India, the top vegoil importer, last month brought in 1.17m tonnes of palm oil (including processed palm olein as well as crude palm oil), up by nearly 180,000 tonnes month on month and the highest since September last year, the Solvent Extractors’ Association of India (SEA) said.
The growth reflected a particularly large fall in the country’s palm oil prices, which since early May have more than halved to $920 per tonne, as landed in the port of Mumbai.
Prices of rival soyoil, by contrast, have declined by a more modest 31%, to $1,344 per tonne, allowing its premium over palm oil to soar from $37 per tonne to $424 per tonne over the past five months.
Indeed, while India’s soyoil imports rose by 7.0% month on month in September, at 261,815 tonnes they remain below the levels which reached as high as 519,566 tonnes earlier in the year.
And palm oil looked set to reinforce its advantage, SEA said, viewing the that “price difference of over $400 between crude palm oil and soyoil would encourage larger import of crude palm oil in coming months”.
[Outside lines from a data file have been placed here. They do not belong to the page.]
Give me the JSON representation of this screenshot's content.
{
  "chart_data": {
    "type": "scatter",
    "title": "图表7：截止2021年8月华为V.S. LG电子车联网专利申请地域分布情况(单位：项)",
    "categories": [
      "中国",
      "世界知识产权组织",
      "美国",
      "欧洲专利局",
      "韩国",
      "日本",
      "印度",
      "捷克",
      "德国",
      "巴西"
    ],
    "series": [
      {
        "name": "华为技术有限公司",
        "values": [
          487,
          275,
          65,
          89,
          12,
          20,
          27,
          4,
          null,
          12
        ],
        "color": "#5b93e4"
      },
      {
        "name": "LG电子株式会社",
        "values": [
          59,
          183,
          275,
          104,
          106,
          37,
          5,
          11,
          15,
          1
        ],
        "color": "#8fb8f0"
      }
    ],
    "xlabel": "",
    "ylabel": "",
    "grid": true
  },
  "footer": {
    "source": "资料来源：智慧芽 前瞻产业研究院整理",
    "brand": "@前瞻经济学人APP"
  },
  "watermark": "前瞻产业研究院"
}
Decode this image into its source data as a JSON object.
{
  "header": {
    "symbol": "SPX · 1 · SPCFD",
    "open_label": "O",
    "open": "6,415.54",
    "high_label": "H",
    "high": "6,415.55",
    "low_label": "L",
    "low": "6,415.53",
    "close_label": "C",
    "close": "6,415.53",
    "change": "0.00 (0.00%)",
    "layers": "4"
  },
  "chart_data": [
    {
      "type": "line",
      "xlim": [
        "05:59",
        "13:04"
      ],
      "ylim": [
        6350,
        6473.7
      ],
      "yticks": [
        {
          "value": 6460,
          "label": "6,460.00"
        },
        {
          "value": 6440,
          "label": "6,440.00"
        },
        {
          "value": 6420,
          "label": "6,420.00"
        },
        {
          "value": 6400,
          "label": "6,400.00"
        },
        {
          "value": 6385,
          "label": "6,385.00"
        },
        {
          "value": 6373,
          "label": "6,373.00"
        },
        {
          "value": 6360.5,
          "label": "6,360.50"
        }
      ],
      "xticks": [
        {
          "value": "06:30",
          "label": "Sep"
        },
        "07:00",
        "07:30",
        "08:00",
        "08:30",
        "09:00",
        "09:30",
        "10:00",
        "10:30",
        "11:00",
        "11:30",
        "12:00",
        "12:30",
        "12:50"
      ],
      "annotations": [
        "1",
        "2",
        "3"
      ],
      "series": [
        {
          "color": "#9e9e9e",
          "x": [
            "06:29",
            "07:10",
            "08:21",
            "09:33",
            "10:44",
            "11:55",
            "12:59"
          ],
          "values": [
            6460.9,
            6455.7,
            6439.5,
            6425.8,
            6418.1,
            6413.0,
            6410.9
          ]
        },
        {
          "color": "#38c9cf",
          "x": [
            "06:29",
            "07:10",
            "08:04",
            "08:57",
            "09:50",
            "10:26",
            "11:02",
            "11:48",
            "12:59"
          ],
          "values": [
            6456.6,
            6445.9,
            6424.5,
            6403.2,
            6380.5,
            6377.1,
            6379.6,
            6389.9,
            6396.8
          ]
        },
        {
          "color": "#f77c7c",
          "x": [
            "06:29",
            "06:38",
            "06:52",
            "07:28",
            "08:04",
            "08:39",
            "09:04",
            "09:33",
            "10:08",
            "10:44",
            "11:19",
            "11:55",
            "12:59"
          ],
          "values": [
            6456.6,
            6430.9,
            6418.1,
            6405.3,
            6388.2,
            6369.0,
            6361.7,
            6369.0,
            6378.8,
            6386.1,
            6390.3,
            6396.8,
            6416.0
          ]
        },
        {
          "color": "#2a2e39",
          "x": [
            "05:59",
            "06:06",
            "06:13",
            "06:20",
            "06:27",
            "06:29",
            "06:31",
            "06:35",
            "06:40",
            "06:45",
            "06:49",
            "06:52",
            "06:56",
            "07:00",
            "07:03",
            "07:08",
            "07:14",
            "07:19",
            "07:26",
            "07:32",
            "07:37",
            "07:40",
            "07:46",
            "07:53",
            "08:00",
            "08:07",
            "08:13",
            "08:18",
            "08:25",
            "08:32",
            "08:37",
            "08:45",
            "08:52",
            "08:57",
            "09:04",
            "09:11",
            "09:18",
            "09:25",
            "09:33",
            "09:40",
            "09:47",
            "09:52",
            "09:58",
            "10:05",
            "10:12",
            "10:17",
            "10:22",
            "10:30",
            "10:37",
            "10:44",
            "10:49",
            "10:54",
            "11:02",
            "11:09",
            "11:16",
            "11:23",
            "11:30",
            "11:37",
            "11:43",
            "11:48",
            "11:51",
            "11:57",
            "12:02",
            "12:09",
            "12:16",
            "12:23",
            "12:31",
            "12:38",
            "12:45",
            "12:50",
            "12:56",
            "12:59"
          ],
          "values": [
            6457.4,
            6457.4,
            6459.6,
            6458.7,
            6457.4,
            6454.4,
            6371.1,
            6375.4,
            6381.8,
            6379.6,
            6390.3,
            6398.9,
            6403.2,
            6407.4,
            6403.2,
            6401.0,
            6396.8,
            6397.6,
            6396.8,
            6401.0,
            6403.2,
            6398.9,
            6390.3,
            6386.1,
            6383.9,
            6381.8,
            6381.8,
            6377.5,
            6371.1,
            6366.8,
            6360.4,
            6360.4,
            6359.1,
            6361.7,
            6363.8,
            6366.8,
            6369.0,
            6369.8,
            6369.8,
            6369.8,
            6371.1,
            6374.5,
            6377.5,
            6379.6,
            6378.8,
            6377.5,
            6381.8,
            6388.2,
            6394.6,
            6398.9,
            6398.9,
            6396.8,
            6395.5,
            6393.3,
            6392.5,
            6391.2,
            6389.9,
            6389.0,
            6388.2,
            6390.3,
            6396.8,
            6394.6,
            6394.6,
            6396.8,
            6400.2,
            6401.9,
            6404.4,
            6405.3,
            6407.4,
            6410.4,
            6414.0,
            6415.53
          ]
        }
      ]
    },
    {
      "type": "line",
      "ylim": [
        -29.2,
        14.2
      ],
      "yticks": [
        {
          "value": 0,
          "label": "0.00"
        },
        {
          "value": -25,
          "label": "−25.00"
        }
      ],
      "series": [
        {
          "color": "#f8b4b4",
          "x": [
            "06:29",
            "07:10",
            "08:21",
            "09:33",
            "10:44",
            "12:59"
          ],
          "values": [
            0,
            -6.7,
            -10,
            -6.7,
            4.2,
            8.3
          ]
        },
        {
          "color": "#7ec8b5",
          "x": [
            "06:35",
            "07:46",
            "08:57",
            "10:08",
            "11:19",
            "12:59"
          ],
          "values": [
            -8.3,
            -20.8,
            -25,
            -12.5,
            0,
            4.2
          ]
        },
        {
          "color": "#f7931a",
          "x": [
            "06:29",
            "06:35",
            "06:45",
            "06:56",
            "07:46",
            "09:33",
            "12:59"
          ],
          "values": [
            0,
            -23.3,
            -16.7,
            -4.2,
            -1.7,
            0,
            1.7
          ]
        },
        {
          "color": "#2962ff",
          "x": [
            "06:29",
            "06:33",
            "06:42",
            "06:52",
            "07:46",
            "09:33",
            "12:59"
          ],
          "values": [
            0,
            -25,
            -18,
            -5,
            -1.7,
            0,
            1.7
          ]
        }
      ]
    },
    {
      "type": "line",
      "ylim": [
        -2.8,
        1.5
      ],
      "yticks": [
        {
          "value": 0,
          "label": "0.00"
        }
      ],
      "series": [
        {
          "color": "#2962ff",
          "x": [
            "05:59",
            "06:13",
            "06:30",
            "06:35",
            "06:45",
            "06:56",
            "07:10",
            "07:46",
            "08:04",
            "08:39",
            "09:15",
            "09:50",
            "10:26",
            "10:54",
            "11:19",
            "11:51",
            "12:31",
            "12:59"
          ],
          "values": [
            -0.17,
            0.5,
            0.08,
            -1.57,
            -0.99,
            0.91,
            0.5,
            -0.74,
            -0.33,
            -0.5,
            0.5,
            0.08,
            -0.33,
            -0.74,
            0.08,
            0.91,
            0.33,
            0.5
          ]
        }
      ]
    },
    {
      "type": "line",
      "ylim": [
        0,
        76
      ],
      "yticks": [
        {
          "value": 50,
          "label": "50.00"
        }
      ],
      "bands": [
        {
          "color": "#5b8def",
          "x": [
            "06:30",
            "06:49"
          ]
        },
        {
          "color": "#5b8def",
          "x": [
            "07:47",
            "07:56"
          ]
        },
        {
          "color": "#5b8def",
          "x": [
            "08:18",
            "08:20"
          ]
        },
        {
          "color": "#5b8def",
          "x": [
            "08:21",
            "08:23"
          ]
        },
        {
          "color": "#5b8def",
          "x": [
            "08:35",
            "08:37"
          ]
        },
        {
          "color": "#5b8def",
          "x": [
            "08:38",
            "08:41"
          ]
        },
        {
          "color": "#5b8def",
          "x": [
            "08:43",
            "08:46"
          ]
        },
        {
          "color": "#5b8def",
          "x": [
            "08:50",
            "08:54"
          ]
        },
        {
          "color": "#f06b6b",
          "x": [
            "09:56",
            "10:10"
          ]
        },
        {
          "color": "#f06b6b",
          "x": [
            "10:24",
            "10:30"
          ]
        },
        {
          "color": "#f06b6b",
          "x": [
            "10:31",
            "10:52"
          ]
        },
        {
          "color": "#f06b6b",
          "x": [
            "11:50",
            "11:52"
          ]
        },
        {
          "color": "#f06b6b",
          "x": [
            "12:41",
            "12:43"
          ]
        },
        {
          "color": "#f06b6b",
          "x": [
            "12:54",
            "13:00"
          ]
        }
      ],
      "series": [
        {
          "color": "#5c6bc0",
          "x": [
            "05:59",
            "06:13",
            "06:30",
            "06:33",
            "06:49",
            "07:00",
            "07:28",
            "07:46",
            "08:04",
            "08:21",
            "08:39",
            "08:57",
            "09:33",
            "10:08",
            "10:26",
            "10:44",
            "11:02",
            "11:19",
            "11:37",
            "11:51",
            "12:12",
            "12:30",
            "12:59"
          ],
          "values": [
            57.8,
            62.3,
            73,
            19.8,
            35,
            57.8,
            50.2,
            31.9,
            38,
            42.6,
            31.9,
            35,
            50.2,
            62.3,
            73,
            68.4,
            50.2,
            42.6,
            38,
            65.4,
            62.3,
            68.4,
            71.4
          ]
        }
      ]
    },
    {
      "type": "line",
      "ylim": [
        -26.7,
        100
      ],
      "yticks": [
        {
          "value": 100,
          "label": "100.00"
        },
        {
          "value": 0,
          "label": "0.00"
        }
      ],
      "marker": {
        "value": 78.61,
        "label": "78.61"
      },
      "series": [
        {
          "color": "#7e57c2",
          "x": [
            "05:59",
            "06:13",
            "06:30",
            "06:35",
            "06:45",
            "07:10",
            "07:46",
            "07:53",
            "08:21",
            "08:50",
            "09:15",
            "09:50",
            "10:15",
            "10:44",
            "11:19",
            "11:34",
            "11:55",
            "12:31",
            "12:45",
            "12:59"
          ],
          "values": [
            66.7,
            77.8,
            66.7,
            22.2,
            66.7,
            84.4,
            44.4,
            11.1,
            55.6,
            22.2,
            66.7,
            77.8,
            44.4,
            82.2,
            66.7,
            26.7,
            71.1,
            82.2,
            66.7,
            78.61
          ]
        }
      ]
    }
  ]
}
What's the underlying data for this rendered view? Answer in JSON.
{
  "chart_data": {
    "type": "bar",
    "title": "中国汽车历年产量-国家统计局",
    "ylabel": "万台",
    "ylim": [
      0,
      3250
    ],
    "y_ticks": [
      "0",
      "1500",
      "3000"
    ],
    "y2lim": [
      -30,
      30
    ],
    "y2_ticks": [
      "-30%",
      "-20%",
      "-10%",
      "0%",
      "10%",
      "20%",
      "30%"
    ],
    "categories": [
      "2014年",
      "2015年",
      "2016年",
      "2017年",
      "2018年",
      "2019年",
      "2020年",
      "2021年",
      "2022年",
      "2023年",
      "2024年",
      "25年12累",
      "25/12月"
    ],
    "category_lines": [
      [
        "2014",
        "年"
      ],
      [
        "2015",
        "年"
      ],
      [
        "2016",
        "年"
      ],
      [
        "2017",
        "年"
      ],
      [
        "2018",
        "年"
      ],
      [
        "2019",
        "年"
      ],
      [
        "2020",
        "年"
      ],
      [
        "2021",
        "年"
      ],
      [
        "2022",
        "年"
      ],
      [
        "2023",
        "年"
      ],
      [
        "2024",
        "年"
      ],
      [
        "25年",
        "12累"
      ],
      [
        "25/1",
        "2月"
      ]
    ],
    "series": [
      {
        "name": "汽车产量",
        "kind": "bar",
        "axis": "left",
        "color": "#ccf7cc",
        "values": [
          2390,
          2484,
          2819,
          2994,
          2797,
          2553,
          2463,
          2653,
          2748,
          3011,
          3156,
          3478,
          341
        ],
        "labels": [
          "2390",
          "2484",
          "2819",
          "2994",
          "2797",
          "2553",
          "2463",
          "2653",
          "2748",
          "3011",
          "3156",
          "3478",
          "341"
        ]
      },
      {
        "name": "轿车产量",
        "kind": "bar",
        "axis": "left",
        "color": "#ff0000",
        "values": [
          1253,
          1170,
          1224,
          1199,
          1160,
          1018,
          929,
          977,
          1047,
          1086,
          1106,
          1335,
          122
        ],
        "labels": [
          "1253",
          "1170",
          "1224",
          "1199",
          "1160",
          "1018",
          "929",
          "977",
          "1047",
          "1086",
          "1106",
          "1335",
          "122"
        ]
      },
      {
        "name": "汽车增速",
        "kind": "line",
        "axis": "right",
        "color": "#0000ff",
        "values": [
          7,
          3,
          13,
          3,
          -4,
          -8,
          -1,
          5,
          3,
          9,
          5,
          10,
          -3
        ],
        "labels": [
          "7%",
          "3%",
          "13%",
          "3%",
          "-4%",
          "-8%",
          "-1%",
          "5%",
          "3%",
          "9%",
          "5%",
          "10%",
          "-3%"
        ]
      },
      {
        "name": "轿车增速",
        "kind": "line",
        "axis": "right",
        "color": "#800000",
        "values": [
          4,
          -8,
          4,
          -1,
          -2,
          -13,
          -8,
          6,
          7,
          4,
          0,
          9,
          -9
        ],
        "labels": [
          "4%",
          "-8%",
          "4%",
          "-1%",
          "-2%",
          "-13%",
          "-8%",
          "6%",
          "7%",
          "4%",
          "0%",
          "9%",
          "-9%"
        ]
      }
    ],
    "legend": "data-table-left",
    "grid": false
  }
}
The fall in prices was also a “great relief to consumers during the current festival period” in driving lower domestic values of vegetable oils.
However, the tumble in prices presented worries too, in undermining prospects for domestic production of oilseeds, which SEA as part of its remit strives to promote, in a drive for India self-sufficiency.
Indeed, the extent of the price falls in India’s oilseed sector had driven them “very near to the minimum support price” guaranteed by the government, the SEA said, adding that this represented “a cause of concern to government, industry and farmers.
“SEA has appealed to government to consider increase in import duty on crude palm oil and RBD palmolein by at least 10% to support the farmers”, and help the grower to receive a “remunerative price for his produce during harvest period”.
Furthermore, the association said that there was an “urgent need” to lift a ban on trading in crude palm oil and soyoil imposed in December last year to enable vegoil groups to limit their exposure to the volatile markets.
“In absence of futures trading and hedging facility, importers of palm oil and soyoil suffered heavy financial loss during last three-to-four months.”
The comments come two weeks after the government extended by six months, to March 2023, a cut in taxes on edible oil imports as introduced in February.
The current regime has scrapped completely the import tax on crude palm, soy and sunflower oils, although with a 5% agri cess and a social welfare cess, the effective levy comes in at 5.5%.
For refined palm oil types, the effective duty is 13.75%, while for refined soy and sunflower oils it is 19.25%.